Some senior information managers remain cynical about the value of strategies for information, believing that their use for competitive advantage in the business world does not fit the HE model. The concept was first raised in the Follett Report, which appeared in December 1993, seized upon by the Higher Education Funding Council for England (HEFCE) in a circular to English universities in the summer of 1994, and adopted seriously by the Joint Information Systems Committee (JISC) in 1995. JISC commissioned management consultants Cooper's & Lybrand to assist with the development of guidelines for sites wishing to prepare information strategies. Many universities believed then that the writing was on the wall - that future funding council income would be linked to the existence of information strategies. "Of all the reasons to have an information strategy" said Derek Law "that of keeping the Funding Council quiet is the least defensible."

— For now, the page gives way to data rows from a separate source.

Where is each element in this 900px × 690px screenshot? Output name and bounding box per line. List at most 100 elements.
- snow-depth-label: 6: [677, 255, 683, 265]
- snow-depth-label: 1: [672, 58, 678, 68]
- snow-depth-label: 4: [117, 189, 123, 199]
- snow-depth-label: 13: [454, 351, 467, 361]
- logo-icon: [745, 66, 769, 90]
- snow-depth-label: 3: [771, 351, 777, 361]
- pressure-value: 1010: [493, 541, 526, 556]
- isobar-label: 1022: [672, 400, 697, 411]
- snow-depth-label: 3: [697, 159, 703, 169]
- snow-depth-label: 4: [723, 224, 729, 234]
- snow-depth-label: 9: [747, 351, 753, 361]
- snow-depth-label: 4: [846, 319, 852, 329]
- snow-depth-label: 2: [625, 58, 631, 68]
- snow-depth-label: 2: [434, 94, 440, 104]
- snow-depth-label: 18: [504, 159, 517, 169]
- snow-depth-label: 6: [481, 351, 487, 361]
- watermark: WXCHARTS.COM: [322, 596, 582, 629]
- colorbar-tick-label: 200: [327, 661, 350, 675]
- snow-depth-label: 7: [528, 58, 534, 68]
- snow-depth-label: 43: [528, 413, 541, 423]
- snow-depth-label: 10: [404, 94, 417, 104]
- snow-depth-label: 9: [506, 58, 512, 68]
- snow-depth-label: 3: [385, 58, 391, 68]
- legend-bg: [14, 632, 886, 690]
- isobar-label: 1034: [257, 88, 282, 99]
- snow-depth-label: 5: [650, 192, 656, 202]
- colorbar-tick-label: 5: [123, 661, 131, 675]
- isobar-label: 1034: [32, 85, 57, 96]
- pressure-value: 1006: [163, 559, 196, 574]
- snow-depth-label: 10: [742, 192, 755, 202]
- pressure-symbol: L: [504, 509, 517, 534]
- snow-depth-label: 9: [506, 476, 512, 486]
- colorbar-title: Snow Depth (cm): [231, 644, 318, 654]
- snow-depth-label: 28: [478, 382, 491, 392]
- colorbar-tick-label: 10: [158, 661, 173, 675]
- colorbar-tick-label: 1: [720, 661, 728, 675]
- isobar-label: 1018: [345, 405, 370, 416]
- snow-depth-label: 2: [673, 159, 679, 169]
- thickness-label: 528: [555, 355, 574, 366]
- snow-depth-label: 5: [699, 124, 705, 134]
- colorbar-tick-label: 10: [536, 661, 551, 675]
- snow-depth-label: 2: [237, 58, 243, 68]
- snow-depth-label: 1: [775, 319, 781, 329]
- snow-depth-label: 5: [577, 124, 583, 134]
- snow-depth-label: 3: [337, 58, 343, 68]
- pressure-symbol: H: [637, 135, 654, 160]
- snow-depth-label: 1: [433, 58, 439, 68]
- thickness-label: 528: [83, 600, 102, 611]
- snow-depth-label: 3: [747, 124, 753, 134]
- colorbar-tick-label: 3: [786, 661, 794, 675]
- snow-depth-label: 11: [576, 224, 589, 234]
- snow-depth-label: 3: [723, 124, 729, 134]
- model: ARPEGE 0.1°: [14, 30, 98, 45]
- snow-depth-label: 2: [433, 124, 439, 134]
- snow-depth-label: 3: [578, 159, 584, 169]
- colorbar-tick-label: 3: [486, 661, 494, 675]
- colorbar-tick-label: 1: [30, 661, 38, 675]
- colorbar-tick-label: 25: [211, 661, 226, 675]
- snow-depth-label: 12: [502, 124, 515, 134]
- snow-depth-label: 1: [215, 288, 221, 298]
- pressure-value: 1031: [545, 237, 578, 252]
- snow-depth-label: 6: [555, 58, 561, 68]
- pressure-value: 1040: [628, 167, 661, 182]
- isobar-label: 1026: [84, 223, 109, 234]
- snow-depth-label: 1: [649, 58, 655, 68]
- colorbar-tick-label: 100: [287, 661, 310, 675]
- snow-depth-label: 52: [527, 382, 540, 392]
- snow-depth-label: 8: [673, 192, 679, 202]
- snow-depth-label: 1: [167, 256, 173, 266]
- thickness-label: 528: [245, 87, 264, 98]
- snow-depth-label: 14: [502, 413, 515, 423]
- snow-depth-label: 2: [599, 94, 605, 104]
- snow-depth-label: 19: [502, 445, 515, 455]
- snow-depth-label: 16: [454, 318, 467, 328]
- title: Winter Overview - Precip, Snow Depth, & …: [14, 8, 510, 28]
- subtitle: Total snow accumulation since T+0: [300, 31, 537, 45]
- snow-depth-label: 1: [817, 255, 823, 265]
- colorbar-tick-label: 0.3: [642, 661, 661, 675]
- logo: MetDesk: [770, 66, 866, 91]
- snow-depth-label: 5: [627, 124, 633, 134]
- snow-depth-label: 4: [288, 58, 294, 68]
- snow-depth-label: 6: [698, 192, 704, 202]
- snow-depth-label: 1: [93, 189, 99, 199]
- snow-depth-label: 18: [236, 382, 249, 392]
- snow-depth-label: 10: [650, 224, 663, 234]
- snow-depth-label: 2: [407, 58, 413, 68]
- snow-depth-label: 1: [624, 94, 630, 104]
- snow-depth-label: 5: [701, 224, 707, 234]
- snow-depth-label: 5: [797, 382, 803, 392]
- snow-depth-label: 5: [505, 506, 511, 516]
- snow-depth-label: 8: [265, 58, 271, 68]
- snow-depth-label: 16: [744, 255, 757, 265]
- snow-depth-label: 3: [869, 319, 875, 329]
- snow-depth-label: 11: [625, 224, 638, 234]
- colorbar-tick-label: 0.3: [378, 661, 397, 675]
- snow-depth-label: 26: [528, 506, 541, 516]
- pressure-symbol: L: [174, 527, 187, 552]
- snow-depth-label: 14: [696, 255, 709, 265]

Easy to say, perhaps, but for smaller institutions which perceive themselves to be more vulnerable in the case of sudden drops in funding council cash, the risk could not be ignored. Some admitted quite candidly that their information strategies had been 'made up' simply to keep the funding council quiet. Others had completed the exercise quickly, often as a trigger for the convergence of library and computing services. Some of these had found the arrival of JISC's guidelines in December 1995 an unwelcome distraction.
Convergence emerged as a strong theme running alongside information strategies throughout the conference. Derek Law announced that in the previous week the UK's fiftieth Director of a converged library and computing service had been appointed at the University of Sussex. Size was an issue here. Alun Hughes, Head of Information Services at the North East Wales Institute of Education (NEWI), had found convergence relatively straightforward. "Some people ask whether Cambridge should converge its library and computing services. Of course it shouldn't."
JISC is currently running a pilot scheme involving six sites of different sizes, ages and funding constituencies across the UK. Peter Ford, Chair of JISC's Information Strategies Steering Group, stated that the newer universities were in general progressing more quickly, "due to more focussed management structures."
The typical approach involved setting up a steering group chaired by a university manager at the level of Pro Vice-Chancellor, to which a working group reported. Functional analysis of the university's information flows would then be undertaken, using various survey techniques, including Business Process Re- engineering (BPR). Many involved stressed that the process could not be undertaken without some resource being made available. A common view was that it was the process itself which mattered, creating collaboration and acknowledgement of inefficiencies in the use of information which would lead to healthy change.
Contributors emphasised repeatedly the importance of having the Vice-Chancellor supportive of the process if it is to be successful. Few participants seriously doubted the value of the exercise, though fewer still knew how to prove that it could deliver value for money.